Tout n’est pas noir pour autant. Les experts rappellent, dans ce cadre, que les précédentes révolutions industrielles ont fini par créer plus d’emplois qu’elles n’en ont supprimés. A titre d’exemple, les ordinateurs ont tué le métier de dactylographe, mais ils ont créé une multitude de nouveaux emplois liés au développement, à l’exploitation et à la programmation. Pour atténuer l’impact du tsunami qui déferlera sur son industrie naissante, l’Afrique devrait par ailleurs trouver des niches peu concernées par la robotisation telles que la fabrication des chaussures ou encore la transformation des métaux de base, des produits minéraux non métallurgiques et des produits en bois.

 Malgré l’hécatombe prévue en termes d’emplois, le continent gagnerait à ne pas rater le train de la quatrième révolution industrielle. D’après certains experts, l’Afrique devrait se «convertir» le plus rapidement possible à l’industrie 4.0 pour griller des étapes en matière d’industrialisation, comme elle l’a fait dans le domaine des télécommunications en sautant la case téléphone filaire pour aller directement vers la téléphonie mobile. Cette conversion est d’autant plus facile que la plupart des pays du continent n’ont pas à démanteler des systèmes industriels traditionnels déjà en place. «Aux yeux de certains analystes, l’idée selon laquelle les technologies exponentielles comme l’intelligence artificielle, la robotique, l’internet des objets et les nanotechnologies pourraient permettre à l’Afrique d’être à la pointe de la quatrième révolution industrielle semble tirée par les cheveux, étant donné que deux Africains sur trois n’ont pas accès à l’électricité. Mais ce sont précisément ces types de déficiences qui pourraient inciter l’Afrique à utiliser les technologies les plus avancées pour devenir la prochaine grande success-story mondiale», suggère Gary Coleman, directeur général en charge de l’industrie au sein du cabinet de conseil Deloitte, rappelant que des chirurgiens sud-africains ont reconstruit entièrement la mâchoire d’un homme atteint de cancer à l’aide de l’impression 3D, en alternative aux options conventionnelles extrêmement exorbitantes. «En allant directement vers ces technologies, l’Afrique peut zapper la phase industrielle nécessitant des infrastructures lourdes et éviter le coût de la réorganisation», a-t-il ajouté.

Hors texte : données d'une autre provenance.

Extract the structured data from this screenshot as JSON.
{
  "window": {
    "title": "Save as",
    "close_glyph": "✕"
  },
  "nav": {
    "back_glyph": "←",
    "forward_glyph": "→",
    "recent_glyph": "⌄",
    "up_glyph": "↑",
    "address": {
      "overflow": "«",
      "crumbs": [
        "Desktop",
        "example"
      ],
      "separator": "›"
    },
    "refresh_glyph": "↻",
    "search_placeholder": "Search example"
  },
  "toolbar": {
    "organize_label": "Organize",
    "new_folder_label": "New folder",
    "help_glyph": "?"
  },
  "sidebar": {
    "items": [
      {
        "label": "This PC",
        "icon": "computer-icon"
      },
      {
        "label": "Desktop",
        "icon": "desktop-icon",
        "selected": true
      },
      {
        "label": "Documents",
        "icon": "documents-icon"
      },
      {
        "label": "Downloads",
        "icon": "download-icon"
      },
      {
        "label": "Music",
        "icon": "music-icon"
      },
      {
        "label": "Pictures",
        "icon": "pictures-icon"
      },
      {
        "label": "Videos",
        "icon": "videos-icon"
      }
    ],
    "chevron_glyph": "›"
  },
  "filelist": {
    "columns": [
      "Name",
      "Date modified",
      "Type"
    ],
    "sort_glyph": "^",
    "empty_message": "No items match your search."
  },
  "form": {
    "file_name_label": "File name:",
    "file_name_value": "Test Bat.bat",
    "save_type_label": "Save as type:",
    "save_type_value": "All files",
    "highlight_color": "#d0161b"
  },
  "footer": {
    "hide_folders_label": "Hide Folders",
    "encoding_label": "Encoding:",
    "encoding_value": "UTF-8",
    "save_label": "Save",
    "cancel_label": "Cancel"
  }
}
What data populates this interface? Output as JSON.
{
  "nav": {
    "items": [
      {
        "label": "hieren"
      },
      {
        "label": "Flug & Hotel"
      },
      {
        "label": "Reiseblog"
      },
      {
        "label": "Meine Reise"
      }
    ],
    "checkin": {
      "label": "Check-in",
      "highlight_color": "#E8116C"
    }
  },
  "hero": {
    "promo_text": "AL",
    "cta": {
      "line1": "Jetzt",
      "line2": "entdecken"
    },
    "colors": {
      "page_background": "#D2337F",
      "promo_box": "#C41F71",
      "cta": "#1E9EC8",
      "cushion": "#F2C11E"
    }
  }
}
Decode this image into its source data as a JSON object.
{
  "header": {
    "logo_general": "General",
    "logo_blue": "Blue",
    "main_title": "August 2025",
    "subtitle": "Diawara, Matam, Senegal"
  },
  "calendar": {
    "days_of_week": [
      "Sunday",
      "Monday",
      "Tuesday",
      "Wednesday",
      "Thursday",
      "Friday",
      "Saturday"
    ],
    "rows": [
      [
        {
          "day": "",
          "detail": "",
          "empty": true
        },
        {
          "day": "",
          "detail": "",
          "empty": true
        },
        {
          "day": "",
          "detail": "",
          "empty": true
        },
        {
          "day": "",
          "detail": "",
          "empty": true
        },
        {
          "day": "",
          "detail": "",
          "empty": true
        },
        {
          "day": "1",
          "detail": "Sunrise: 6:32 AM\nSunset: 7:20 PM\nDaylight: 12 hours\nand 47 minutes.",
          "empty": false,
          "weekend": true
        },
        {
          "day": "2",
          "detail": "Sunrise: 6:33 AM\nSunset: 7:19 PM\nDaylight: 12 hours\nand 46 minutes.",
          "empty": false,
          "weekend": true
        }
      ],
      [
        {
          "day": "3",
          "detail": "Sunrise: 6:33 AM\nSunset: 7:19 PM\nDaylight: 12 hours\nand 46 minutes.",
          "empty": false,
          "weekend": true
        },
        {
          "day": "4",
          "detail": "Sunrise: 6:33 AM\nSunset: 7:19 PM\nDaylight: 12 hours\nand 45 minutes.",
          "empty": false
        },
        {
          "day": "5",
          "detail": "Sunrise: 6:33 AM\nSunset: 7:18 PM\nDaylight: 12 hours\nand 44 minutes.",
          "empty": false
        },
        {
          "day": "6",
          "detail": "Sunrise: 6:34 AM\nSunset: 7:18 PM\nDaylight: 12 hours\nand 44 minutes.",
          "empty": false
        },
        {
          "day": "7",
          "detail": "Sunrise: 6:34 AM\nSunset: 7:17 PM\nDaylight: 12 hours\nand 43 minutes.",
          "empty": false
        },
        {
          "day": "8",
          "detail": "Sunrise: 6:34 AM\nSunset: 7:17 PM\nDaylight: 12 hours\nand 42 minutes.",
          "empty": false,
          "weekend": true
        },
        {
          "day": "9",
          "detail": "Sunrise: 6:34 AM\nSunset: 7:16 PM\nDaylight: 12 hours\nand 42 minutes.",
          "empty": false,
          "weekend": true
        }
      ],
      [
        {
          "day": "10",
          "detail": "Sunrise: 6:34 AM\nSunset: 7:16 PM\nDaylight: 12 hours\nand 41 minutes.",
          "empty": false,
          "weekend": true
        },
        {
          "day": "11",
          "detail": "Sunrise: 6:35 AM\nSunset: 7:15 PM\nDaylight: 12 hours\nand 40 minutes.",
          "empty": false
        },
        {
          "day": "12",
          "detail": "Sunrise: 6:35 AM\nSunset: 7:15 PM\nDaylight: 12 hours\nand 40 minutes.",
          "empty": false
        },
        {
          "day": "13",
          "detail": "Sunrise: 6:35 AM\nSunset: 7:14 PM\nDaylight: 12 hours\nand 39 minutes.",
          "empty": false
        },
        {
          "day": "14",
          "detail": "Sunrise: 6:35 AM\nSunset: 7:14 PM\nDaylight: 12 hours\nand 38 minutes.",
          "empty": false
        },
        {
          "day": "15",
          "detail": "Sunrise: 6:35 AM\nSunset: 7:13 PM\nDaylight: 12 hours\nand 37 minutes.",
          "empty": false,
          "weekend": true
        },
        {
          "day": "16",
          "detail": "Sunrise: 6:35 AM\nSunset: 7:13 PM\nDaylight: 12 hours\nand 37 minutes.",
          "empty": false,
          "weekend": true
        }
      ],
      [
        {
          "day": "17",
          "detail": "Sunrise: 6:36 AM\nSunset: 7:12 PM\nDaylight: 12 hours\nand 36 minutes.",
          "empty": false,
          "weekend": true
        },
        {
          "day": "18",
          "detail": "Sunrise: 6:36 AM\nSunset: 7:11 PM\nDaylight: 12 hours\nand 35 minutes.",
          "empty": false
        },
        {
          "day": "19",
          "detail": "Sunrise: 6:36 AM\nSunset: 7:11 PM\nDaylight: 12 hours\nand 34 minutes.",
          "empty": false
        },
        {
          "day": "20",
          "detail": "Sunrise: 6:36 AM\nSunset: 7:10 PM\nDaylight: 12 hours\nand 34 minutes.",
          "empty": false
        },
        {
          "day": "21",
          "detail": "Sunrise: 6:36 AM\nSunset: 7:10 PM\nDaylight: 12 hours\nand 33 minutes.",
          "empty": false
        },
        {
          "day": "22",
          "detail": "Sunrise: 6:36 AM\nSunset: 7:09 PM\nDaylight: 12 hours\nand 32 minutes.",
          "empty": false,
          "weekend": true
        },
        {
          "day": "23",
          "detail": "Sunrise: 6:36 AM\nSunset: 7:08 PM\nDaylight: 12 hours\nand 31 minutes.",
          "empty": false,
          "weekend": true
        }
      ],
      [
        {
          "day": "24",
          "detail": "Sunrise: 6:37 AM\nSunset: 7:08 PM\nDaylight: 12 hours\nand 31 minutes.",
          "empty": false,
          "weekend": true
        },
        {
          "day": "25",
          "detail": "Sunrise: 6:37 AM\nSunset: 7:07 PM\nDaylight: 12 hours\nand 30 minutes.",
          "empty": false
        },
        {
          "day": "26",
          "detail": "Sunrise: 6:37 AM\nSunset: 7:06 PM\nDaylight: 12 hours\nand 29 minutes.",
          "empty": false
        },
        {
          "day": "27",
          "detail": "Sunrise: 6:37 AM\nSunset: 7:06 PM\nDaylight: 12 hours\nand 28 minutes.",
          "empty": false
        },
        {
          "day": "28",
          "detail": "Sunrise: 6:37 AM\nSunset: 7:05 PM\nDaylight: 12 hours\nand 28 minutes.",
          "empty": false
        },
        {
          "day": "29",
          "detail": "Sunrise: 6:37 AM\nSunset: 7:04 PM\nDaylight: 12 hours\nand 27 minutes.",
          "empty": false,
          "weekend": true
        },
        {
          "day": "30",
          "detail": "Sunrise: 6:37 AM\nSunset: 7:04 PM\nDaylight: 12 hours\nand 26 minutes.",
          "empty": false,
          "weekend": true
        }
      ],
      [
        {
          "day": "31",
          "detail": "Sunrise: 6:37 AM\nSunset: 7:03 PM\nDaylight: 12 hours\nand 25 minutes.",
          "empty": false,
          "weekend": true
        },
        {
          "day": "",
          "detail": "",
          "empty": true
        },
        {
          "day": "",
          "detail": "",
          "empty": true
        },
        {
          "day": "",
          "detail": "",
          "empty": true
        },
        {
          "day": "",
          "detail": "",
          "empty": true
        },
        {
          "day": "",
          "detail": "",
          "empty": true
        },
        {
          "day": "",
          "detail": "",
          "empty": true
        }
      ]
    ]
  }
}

Selon le dirigeant du cabinet Deloitte, les clés de ce tournant se trouvent dans l’élargissement de l’accès à l’internet à large bande et le développement les compétences techniques des citoyens par le biais de la formation professionnelle dans les centres technologiques et d’une plus grande focalisation sur les matières STIM (acronyme de science, technologie, ingénierie et mathématiques) dans les programmes éducatifs.